O fato é que, se por
um lado, tentei escapar do ressentimento, por outro, a falta de
clareza – aquele terceiro caminho que falo na procura de um manual
de instruções que não existe- no momento de comunicar o que eu
sinto logo de cara, fez com que esse alguém quisesse se abrir em
seus sentimentos como forma de chegar nos meus e compartilhar isso.
Acontece que, quem está com uma raiva absurda como eu estava, já
deveria ter deixado de cara que, enquanto aquela raiva não fosse
discutida de forma clara, aberta e imediata, a tal “abertura de
sentimentos” seria impossível por conta da minha inabilidade,
naquele momento, em querer ouvir tudo aquilo de peito aberto, sem
deixar a sombra da raiva se manifestar.
Agora sou capaz de
compreender isso de uma forma melhor e de que essa necessidade de
comunicar esses sentimentos, mais que questionar as outras pessoas,
se faz necessária. E isso não é um puro exercício egoísta, pelo
contrário. Quando se coloca os sentimentos para fora estou sujeito
sim a avaliação do outro, quer eu queira ou não. E seria
importante ver isso mais que um compartilhamento, mas uma
transformação. Uma mudança que não necessita de manual de
instruções, mas que permita que o caminho da chamada abertura
esteja limpo, pronto para encontrar futuros muros que possam ser
quebrados e, mais que tudo, que esse não seja o caminho de um só,
mas um caminho seguido pelos dois. Diálogo, discurso de dois,
compartilhamento, mudanças ao assumir que a raiva tem uma energia
sim, poderosa e é algo contraditório, mas que pode impelir para
transformações importantes, como as que se deram 13 anos atrás.

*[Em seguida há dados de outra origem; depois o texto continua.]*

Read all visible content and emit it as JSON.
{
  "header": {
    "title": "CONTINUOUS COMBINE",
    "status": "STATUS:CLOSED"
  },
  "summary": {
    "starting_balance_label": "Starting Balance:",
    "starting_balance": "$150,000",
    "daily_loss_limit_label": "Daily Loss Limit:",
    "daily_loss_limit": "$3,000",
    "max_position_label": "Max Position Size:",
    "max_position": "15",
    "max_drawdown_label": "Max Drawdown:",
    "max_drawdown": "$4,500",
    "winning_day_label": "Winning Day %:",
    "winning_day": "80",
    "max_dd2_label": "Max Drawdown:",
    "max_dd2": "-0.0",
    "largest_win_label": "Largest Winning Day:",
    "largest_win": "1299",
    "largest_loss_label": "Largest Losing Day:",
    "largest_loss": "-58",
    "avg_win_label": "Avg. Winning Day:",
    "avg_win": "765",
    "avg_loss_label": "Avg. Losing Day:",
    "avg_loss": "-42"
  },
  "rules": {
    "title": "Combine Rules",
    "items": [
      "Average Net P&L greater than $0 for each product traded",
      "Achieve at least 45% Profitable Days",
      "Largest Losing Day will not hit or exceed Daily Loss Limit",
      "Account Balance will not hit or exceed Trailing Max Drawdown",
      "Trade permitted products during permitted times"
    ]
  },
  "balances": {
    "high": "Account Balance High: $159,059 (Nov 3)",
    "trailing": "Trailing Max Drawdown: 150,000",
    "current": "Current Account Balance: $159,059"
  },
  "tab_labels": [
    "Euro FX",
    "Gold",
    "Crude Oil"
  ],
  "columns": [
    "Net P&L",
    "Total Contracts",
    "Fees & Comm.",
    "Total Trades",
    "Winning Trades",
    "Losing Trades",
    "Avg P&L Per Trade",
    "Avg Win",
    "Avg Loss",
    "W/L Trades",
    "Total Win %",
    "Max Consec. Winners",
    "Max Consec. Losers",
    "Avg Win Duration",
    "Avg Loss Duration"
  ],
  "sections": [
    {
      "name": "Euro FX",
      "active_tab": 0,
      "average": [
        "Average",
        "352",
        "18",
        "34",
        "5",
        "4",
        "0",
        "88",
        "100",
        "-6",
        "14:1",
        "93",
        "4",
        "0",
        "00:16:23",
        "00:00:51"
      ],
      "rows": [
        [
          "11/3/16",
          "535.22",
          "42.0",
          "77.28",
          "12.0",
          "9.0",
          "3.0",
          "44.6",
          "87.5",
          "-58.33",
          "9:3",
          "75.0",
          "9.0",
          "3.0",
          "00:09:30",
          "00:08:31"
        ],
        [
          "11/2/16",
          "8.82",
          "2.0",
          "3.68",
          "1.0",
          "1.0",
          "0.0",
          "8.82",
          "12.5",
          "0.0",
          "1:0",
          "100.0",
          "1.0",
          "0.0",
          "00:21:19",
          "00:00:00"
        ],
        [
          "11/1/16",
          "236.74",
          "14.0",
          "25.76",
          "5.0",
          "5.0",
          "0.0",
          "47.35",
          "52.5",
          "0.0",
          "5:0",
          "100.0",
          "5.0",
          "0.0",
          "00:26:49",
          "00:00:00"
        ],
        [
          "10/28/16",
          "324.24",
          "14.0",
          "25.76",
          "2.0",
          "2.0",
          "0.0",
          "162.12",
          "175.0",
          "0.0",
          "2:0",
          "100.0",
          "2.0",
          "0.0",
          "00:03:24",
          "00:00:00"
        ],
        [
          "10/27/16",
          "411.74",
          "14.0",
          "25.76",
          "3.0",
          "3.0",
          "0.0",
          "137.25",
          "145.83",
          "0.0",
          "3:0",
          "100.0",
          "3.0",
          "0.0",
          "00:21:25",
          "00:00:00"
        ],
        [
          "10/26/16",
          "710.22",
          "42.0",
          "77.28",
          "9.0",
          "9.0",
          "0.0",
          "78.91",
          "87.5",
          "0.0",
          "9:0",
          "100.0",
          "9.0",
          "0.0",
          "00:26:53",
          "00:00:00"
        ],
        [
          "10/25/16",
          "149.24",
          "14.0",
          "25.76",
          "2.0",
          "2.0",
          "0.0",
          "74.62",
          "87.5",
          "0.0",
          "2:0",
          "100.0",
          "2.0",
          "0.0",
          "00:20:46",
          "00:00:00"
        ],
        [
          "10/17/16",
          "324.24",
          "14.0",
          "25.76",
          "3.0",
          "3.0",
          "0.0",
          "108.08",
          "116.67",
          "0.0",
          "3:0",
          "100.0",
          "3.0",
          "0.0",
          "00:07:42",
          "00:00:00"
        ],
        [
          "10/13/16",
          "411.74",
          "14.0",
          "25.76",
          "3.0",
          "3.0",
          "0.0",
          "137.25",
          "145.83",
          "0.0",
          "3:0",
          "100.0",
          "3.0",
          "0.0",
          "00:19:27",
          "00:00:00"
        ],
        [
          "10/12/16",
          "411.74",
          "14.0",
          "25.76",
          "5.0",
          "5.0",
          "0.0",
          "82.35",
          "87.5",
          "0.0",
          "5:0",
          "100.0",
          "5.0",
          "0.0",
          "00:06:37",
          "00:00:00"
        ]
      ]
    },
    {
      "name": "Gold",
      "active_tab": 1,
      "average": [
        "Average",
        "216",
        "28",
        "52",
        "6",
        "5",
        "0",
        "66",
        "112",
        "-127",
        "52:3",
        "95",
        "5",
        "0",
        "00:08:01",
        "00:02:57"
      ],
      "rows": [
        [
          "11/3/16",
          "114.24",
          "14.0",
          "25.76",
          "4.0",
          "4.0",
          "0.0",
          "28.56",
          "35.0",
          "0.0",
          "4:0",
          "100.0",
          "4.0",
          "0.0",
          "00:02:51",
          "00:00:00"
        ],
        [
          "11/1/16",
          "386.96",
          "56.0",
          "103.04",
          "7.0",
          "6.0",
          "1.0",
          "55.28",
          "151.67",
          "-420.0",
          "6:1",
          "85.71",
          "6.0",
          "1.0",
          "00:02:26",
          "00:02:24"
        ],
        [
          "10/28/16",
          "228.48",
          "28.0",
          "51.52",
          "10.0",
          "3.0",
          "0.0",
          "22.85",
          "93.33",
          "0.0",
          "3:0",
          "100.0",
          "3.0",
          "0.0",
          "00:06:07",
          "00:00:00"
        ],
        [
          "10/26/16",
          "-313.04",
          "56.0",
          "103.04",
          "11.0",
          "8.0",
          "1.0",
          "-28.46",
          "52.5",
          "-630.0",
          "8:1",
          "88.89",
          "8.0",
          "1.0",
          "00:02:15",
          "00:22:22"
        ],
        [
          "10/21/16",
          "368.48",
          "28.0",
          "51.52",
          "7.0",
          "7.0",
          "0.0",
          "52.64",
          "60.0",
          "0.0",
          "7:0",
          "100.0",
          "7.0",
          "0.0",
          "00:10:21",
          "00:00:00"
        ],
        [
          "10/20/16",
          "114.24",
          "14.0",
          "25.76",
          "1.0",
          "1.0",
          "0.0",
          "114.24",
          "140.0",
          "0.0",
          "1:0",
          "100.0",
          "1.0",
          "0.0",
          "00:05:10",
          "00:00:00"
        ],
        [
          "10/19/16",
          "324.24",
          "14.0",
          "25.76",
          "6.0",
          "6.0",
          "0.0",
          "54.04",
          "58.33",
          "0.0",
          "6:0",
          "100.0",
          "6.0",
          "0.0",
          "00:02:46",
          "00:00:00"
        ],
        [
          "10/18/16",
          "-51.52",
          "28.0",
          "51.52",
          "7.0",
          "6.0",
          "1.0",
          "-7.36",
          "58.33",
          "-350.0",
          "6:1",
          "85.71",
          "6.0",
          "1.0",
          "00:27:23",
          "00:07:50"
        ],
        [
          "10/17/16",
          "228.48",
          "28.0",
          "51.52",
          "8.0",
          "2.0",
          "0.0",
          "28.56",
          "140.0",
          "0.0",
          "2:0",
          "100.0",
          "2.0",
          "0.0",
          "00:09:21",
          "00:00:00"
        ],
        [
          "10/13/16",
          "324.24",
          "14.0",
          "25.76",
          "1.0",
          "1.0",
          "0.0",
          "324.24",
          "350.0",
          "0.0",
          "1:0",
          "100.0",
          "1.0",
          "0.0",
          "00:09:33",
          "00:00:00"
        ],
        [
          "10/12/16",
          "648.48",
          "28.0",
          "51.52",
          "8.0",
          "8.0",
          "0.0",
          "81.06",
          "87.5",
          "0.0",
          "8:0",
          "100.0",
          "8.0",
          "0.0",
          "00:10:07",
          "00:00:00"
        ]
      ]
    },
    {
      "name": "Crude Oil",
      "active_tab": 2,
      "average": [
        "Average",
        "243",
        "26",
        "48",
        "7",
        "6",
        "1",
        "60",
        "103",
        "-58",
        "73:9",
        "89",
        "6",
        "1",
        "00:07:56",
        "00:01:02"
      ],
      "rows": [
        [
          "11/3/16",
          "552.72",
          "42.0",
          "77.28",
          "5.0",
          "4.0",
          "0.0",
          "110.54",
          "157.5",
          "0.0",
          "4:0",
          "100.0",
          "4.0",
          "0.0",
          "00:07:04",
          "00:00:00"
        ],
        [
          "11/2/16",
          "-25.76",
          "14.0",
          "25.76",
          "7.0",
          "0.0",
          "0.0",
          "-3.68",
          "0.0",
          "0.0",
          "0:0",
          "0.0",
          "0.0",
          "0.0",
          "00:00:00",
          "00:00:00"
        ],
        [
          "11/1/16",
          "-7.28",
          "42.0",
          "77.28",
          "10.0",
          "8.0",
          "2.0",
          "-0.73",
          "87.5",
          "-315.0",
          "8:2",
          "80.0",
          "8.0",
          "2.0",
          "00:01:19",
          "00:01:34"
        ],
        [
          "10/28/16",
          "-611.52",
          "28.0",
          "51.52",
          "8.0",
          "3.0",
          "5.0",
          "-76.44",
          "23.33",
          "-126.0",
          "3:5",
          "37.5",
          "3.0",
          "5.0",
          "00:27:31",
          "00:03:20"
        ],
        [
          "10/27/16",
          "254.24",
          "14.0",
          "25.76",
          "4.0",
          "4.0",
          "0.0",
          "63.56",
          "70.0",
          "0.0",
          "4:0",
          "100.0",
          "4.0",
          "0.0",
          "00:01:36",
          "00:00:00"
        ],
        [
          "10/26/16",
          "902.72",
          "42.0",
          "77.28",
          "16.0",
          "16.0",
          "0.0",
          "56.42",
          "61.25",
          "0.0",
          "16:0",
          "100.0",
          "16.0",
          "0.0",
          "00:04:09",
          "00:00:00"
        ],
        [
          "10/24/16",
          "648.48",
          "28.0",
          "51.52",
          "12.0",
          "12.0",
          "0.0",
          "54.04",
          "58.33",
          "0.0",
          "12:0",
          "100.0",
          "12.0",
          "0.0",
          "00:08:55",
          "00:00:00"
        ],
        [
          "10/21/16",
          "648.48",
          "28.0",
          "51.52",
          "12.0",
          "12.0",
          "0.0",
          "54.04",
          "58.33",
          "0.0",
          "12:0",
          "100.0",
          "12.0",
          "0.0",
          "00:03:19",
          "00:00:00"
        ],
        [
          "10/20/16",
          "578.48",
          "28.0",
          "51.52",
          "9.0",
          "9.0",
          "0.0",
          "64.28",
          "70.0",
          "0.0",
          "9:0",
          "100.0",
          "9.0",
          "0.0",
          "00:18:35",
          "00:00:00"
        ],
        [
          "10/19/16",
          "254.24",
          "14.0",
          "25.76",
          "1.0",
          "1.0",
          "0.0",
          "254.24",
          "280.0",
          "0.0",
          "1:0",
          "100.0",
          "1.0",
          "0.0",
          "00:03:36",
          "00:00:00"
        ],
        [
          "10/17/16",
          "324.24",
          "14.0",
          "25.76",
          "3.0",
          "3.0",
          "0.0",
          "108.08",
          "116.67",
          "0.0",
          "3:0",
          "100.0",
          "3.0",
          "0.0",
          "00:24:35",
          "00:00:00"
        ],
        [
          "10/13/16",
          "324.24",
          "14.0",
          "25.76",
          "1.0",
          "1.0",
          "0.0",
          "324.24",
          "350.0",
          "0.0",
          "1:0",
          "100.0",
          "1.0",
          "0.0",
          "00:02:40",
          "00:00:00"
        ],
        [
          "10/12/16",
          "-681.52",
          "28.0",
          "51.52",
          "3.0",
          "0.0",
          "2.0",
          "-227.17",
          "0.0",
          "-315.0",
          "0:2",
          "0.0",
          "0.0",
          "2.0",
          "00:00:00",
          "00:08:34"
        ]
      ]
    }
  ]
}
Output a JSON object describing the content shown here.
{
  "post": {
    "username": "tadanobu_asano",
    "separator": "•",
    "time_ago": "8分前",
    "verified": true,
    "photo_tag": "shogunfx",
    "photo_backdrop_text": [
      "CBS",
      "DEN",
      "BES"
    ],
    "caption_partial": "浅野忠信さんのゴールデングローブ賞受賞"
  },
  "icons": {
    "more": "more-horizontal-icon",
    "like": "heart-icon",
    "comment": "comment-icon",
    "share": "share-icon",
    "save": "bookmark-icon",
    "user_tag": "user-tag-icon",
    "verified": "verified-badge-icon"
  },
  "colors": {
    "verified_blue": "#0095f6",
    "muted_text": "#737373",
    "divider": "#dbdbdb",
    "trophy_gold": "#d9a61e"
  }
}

E, o mais importante: esse caminho não é certeiro, como que tem "um ponto a chegar". Ele permite que, ao quebrar os muros com essa energia toda, a possibilidade de prosseguir e sempre estar aberto a novidades, a novas descobertas, epifanias e grandes reflexões, como sempre tive com esse alguém. Se já tenho um destino estabelecido - as minhas certezas do que é certo ou errado- essas descobertas se tornam impossíveis e essa jornada será apenas uma mentira.